Interview with NCAA Director of Agent, Gambling and Amateurism Activities: Rachel Newman Baker talks about the issues surrounding agents.
FAQ on Uniform Athlete Agents Act: Information about the UAAA, a model state law that provides a means of regulating the conduct of athlete agents.
List of agents Do’s and Don’ts: There are guidelines that agents should follow to comply with NCAA amateurism rules and the Uniform Athlete Agents Act.
Under NCAA Bylaw 12.3, a student-athlete (any individual who currently participates in or who may be eligible in the future to participate in intercollegiate sport) may not agree verbally or in writing to be represented by an athlete agent in the present or in the future for the purpose of marketing the student-athlete's ability or reputation. If the student-athlete enters into such an agreement, the student-athlete is ineligible for intercollegiate competition.
Also, a student-athlete may not accept transportation or other benefits from an athlete agent. This prohibition applies to the student-athlete and his or her relatives or friends.
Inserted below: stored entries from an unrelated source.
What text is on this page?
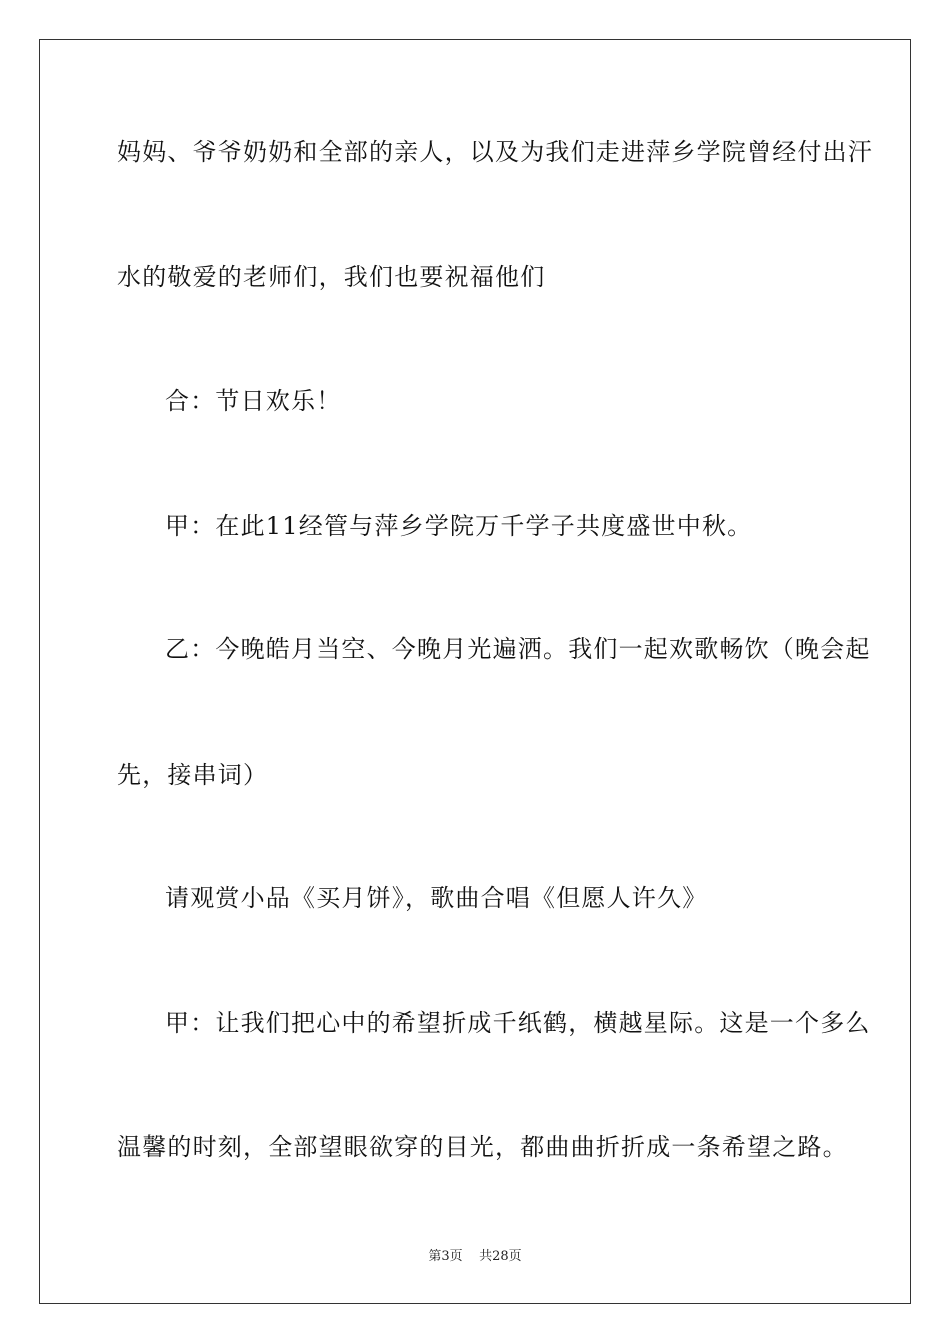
妈妈、爷爷奶奶和全部的亲人，以及为我们走进萍乡学院曾经付出汗
水的敬爱的老师们，我们也要祝福他们
合：节日欢乐！
甲：在此11经管与萍乡学院万千学子共度盛世中秋。
乙：今晚皓月当空、今晚月光遍洒。我们一起欢歌畅饮（晚会起
先，接串词）
请观赏小品《买月饼》，歌曲合唱《但愿人许久》
甲：让我们把心中的希望折成千纸鹤，横越星际。这是一个多么
温馨的时刻，全部望眼欲穿的目光，都曲曲折折成一条希望之路。
第3页 共28页
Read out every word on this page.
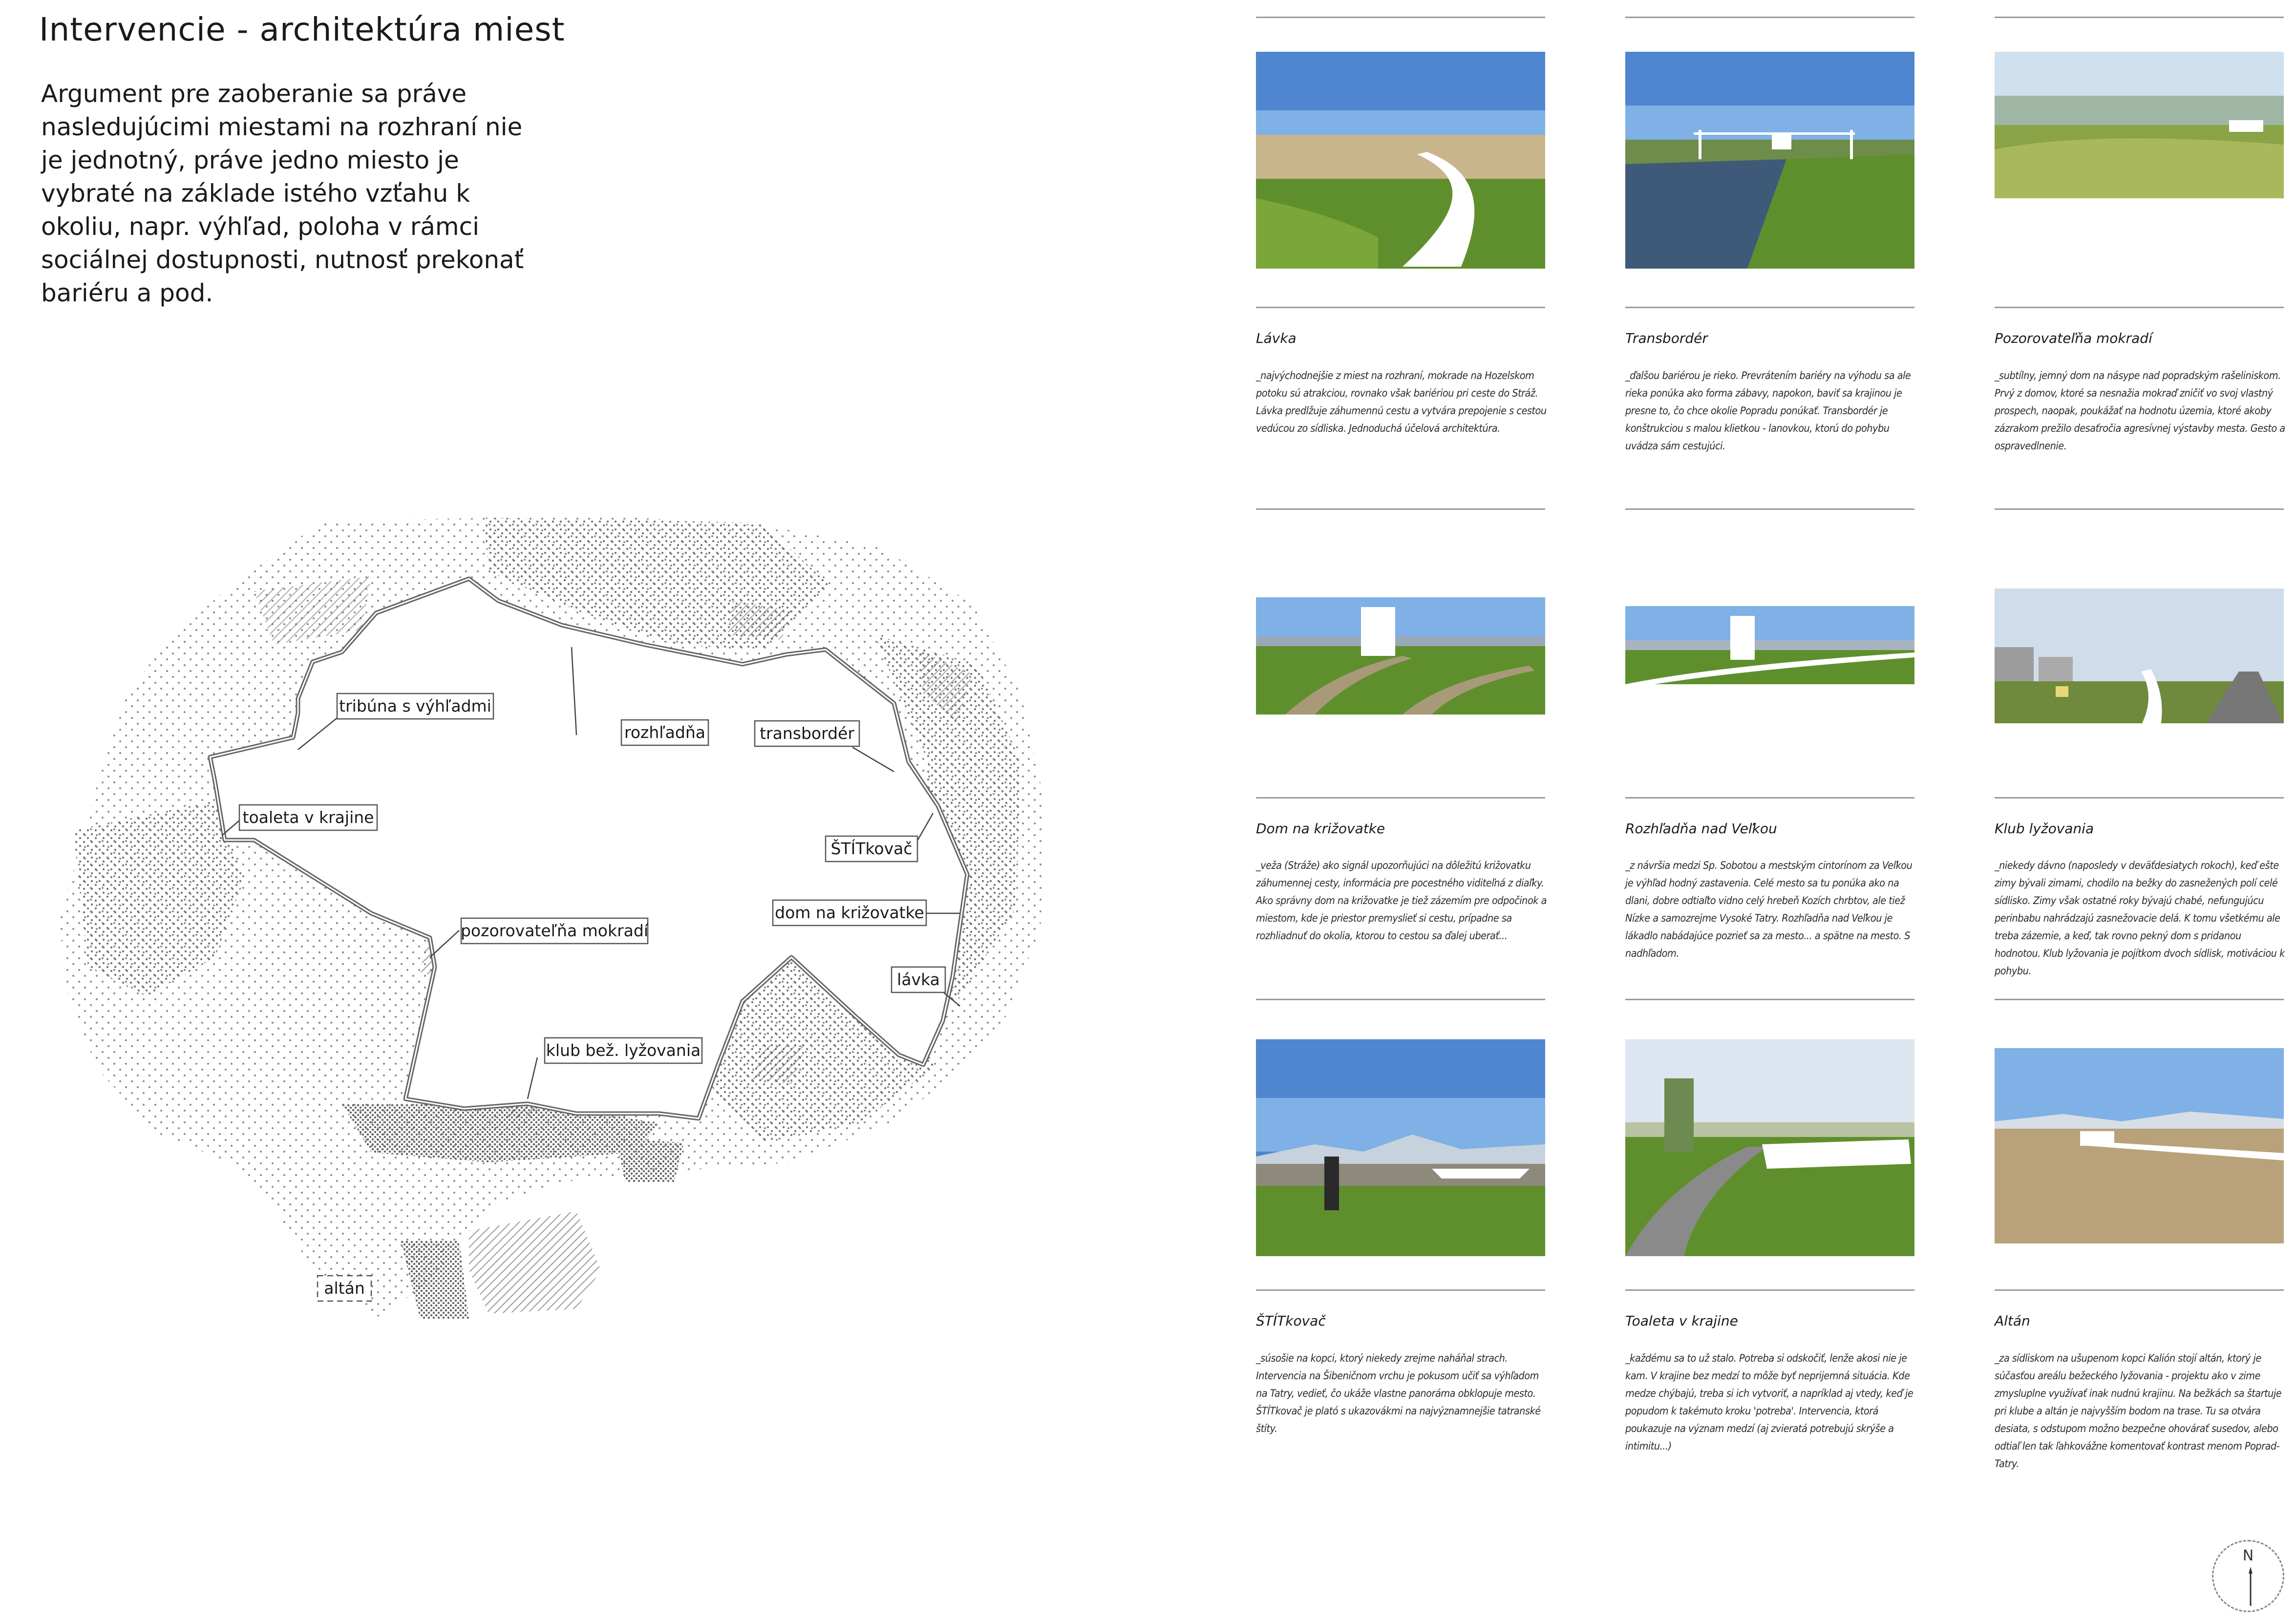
Intervencie - architektúra miest
Argument pre zaoberanie sa práve nasledujúcimi miestami na rozhraní nie je jednotný, práve jedno miesto je vybraté na základe istého vzťahu k okoliu, napr. výhľad, poloha v rámci sociálnej dostupnosti, nutnosť prekonať bariéru a pod.
tribúna s výhľadmi
rozhľadňa	transbordér
toaleta v krajine
ŠTÍTkovač
dom na križovatke
pozorovateľňa mokradí
lávka
klub bež. lyžovania
altán
Lávka
_najvýchodnejšie z miest na rozhraní, mokrade na Hozelskom potoku sú atrakciou, rovnako však bariériou pri ceste do Stráž. Lávka predlžuje záhumennú cestu a vytvára prepojenie s cestou vedúcou zo sídliska. Jednoduchá účelová architektúra.
Transbordér
_ďalšou bariérou je rieko. Prevrátením bariéry na výhodu sa ale rieka ponúka ako forma zábavy, napokon, baviť sa krajinou je presne to, čo chce okolie Popradu ponúkať. Transbordér je konštrukciou s malou klietkou - lanovkou, ktorú do pohybu uvádza sám cestujúci.
Pozorovateľňa mokradí
_subtílny, jemný dom na násype nad popradským rašeliniskom. Prvý z domov, ktoré sa nesnažia mokraď zničiť vo svoj vlastný prospech, naopak, poukážať na hodnotu územia, ktoré akoby zázrakom prežilo desaťročia agresívnej výstavby mesta. Gesto a ospravedlnenie.
Dom na križovatke
_veža (Stráže) ako signál upozorňujúci na dôležitú križovatku záhumennej cesty, informácia pre pocestného viditeľná z diaľky. Ako správny dom na križovatke je tiež zázemím pre odpočinok a miestom, kde je priestor premyslieť si cestu, prípadne sa rozhliadnuť do okolia, ktorou to cestou sa ďalej uberať...
Rozhľadňa nad Veľkou
_z návršia medzi Sp. Sobotou a mestským cintorínom za Veľkou je výhľad hodný zastavenia. Celé mesto sa tu ponúka ako na dlani, dobre odtiaľto vidno celý hrebeň Kozích chrbtov, ale tiež Nízke a samozrejme Vysoké Tatry. Rozhľadňa nad Veľkou je lákadlo nabádajúce pozrieť sa za mesto... a spätne na mesto. S nadhľadom.
Klub lyžovania
_niekedy dávno (naposledy v deväťdesiatych rokoch), keď ešte zimy bývali zimami, chodilo na bežky do zasnežených polí celé sídlisko. Zimy však ostatné roky bývajú chabé, nefungujúcu perinbabu nahrádzajú zasnežovacie delá. K tomu všetkému ale treba zázemie, a keď, tak rovno pekný dom s pridanou hodnotou. Klub lyžovania je pojítkom dvoch sídlisk, motiváciou k pohybu.
ŠTÍTkovač
_súsošie na kopci, ktorý niekedy zrejme naháňal strach. Intervencia na Šibeničnom vrchu je pokusom učiť sa výhľadom na Tatry, vedieť, čo ukáže vlastne panoráma obklopuje mesto. ŠTÍTkovač je plató s ukazovákmi na najvýznamnejšie tatranské štíty.
Toaleta v krajine
_každému sa to už stalo. Potreba si odskočiť, lenže akosi nie je kam. V krajine bez medzí to môže byť neprijemná situácia. Kde medze chýbajú, treba si ich vytvoriť, a napríklad aj vtedy, keď je popudom k takémuto kroku 'potreba'. Intervencia, ktorá poukazuje na význam medzí (aj zvieratá potrebujú skrýše a intimitu...)
Altán
_za sídliskom na ušupenom kopci Kalión stojí altán, ktorý je súčasťou areálu bežeckého lyžovania - projektu ako v zime zmysluplne využívať inak nudnú krajinu. Na bežkách sa štartuje pri klube a altán je najvyšším bodom na trase. Tu sa otvára desiata, s odstupom možno bezpečne ohovárať susedov, alebo odtiaľ len tak ľahkovážne komentovať kontrast menom Poprad-Tatry.
N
The term "agent" includes actual agents, runners (individuals who befriend student-athletes and frequently distribute impermissible benefits) and financial advisors.
It is not a violation of NCAA rules if a student-athlete merely talks to an agent (as long as an agreement for agent representation is not established) or socializes with an agent. For example, a student-athlete could go to dinner with an agent and no NCAA violations would result if the student-athlete provided his own transportation and paid for his meal.
Example: A student-athlete is befriended by a runner for an agent. The student-athlete is unaware of the connection between the runner and agent. The runner gives the student-athlete long-distance calling cards, pays for meals, articles of clothing and a new car stereo. The student-athlete never asks why the runner is providing him with these items.
The student-athlete's educational institution becomes aware of the runner's identity and the provision of benefits to the student-athlete.
The institution must declare the student-athlete ineligible for intercollegiate competition. The institution decides to ask for the reinstatement of the student-athlete's eligibility and sends a request to the NCAA staff.
At a minimum, the student-athlete will be required to repay the value of the impermissible benefits and will be withheld from a certain number of contests, based on case precedent.